We aim to address sparse-view reconstruction of a 3D scene by leveraging priors from large-scale vision models. While recent advancements such as 3D Gaussian Splatting (3DGS) have demonstrated remarkable successes in 3D reconstruction, these methods typically necessitate hundreds of input images that densely capture the underlying scene, making them time-consuming and impractical for real-world applications. However, sparse-view reconstruction is inherently ill-posed and under-constrained, often resulting in inferior and incomplete outcomes.

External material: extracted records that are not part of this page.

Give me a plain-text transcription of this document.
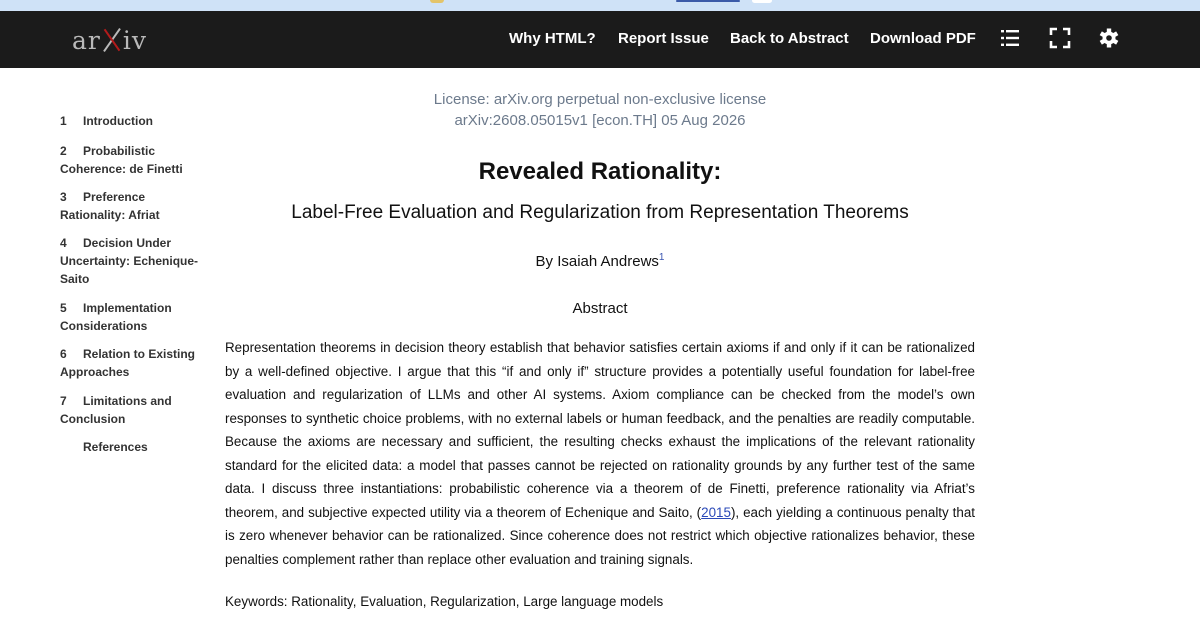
ar iv	Why HTML? Report Issue Back to Abstract Download PDF
1 Introduction
2 Probabilistic Coherence: de Finetti
3 Preference Rationality: Afriat
4 Decision Under Uncertainty: Echenique-Saito
5 Implementation Considerations
6 Relation to Existing Approaches
7 Limitations and Conclusion
References
License: arXiv.org perpetual non-exclusive license
arXiv:2608.05015v1 [econ.TH] 05 Aug 2026
Revealed Rationality:
Label-Free Evaluation and Regularization from Representation Theorems
By Isaiah Andrews$^1$
Abstract

Representation theorems in decision theory establish that behavior satisfies certain axioms if and only if it can be rationalized by a well-defined objective. I argue that this “if and only if” structure provides a potentially useful foundation for label-free evaluation and regularization of LLMs and other AI systems. Axiom compliance can be checked from the model’s own responses to synthetic choice problems, with no external labels or human feedback, and the penalties are readily computable. Because the axioms are necessary and sufficient, the resulting checks exhaust the implications of the relevant rationality standard for the elicited data: a model that passes cannot be rejected on rationality grounds by any further test of the same data. I discuss three instantiations: probabilistic coherence via a theorem of de Finetti, preference rationality via Afriat’s theorem, and subjective expected utility via a theorem of Echenique and Saito, (2015), each yielding a continuous penalty that is zero whenever behavior can be rationalized. Since coherence does not restrict which objective rationalizes behavior, these penalties complement rather than replace other evaluation and training signals.

Keywords: Rationality, Evaluation, Regularization, Large language models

This is due to issues such as failed initialization, overfitting on input images, and a lack of details. To mitigate these challenges, we introduce LM-Gaussian, a method capable of generating high-quality reconstructions from a limited number of images. Specifically, we propose a robust initialization module that leverages stereo priors to aid in the recovery of camera poses and the reliable point clouds. Additionally, a diffusion-based refinement is iteratively applied to incorporate image diffusion priors into the Gaussian optimization process to preserve intricate scene details. Finally, we utilize video diffusion priors to further enhance the rendered images for realistic visual effects. Overall, our approach significantly reduces the data acquisition requirements compared to previous 3DGS methods. We validate the effectiveness of our framework through experiments on various public datasets, demonstrating its potential for high-quality 360-degree scene reconstruction. Visual results are on our website.

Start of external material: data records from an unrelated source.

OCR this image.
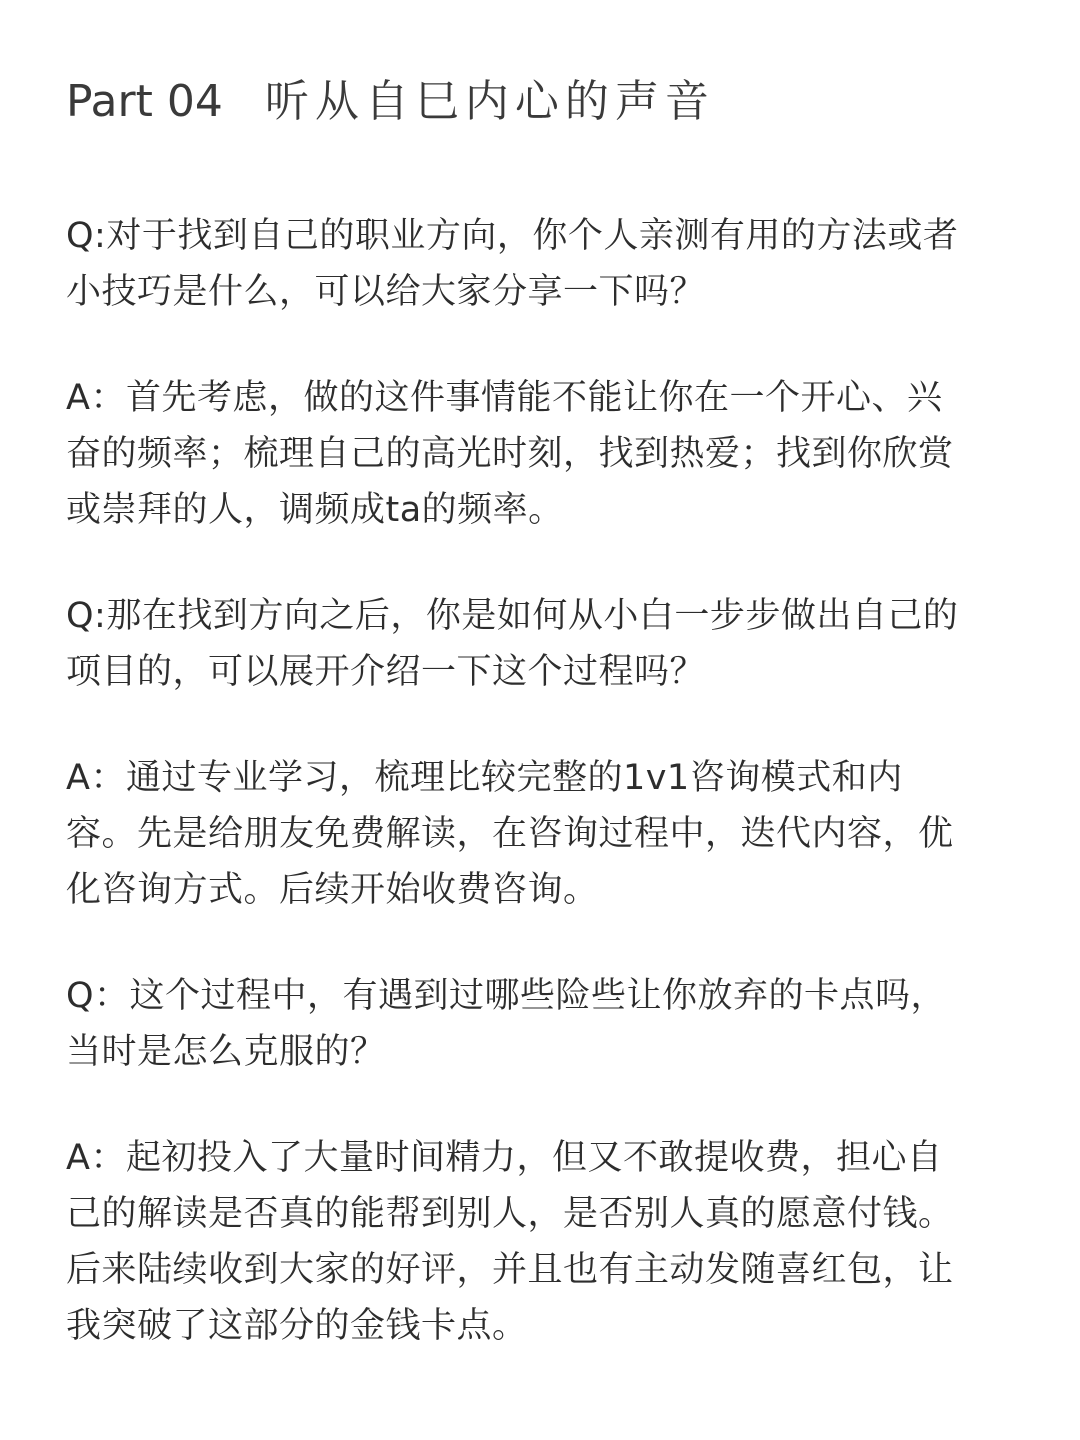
Part 04 听从自巳内心的声音

Q:对于找到自己的职业方向，你个人亲测有用的方法或者
小技巧是什么，可以给大家分享一下吗？

A：首先考虑，做的这件事情能不能让你在一个开心、兴
奋的频率；梳理自己的高光时刻，找到热爱；找到你欣赏
或崇拜的人，调频成ta的频率。

Q:那在找到方向之后，你是如何从小白一步步做出自己的
项目的，可以展开介绍一下这个过程吗？

A：通过专业学习，梳理比较完整的1v1咨询模式和内
容。先是给朋友免费解读，在咨询过程中，迭代内容，优
化咨询方式。后续开始收费咨询。

Q：这个过程中，有遇到过哪些险些让你放弃的卡点吗，
当时是怎么克服的？

A：起初投入了大量时间精力，但又不敢提收费，担心自
己的解读是否真的能帮到别人，是否别人真的愿意付钱。
后来陆续收到大家的好评，并且也有主动发随喜红包，让
我突破了这部分的金钱卡点。
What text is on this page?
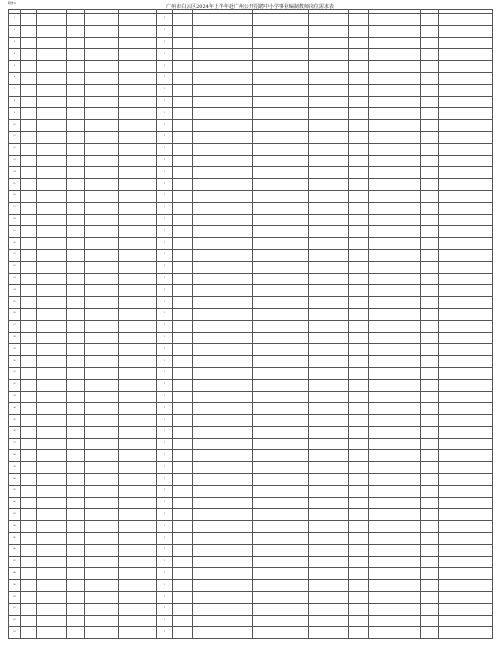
附件1
广州市白云区2024年上半年赴广州公开招聘中小学事业编制教师岗位需求表

1						1								
2						1								
3						1								
4						1								
5						1								
6						1								
7						1								
8						1								
9						1								
10						1								
11						1								
12						1								
13						1								
14						1								
15						1								
16						1								
17						1								
18						1								
19						1								
20						1								
21						1								
22						1								
23						1								
24						1								
25						1								
26						1								
27						1								
28						1								
29						1								
30						1								
31						1								
32						1								
33						1								
34						1								
35						1								
36						1								
37						1								
38						1								
39						1								
40						1								
41						1								
42						1								
43						1								
44						1								
45						1								
46						1								
47						1								
48						1								
49						1								
50						1								
51						1								
52						1								
53						1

我们旨在通过利用大规模视觉模型的先验来解决稀疏视角下的 3D 场景重建问题。尽管最近的进展如 3D 高斯点云(3DGS)在 3D 重建中取得了显著成功,但这些方法通常需要数百张密集捕捉底层场景的输入图像,这使得它们在实际应用中既耗时又不切实际。然而,稀疏视角重建本质上是一个病态且约束不足的问题,往往导致结果较差且不完整。这是由于初始化失败、对输入图像的过拟合和细节缺乏等问题。为缓解这些挑战,我们引入了 LM-Gaussian,这是一种能够从有限数量图像生成高质量重建的方法。具体而言,我们提出了一个强健的初始化模块,通过利用立体视觉先验来帮助恢复相机姿态和可靠的点云。此外,采用基于扩散的迭代优化来将图像扩散先验融入高斯优化过程,以保留复杂的场景细节。最后,我们利用视频扩散先验进一步增强渲染图像的真实视觉效果。总体而言,我们的方法显著减少了与之前的 3DGS 方法相比的数据获取需求。我们通过在各种公共数据集上的实验验证了框架的有效性,展示了其在高质量 360 度场景重建中的潜力。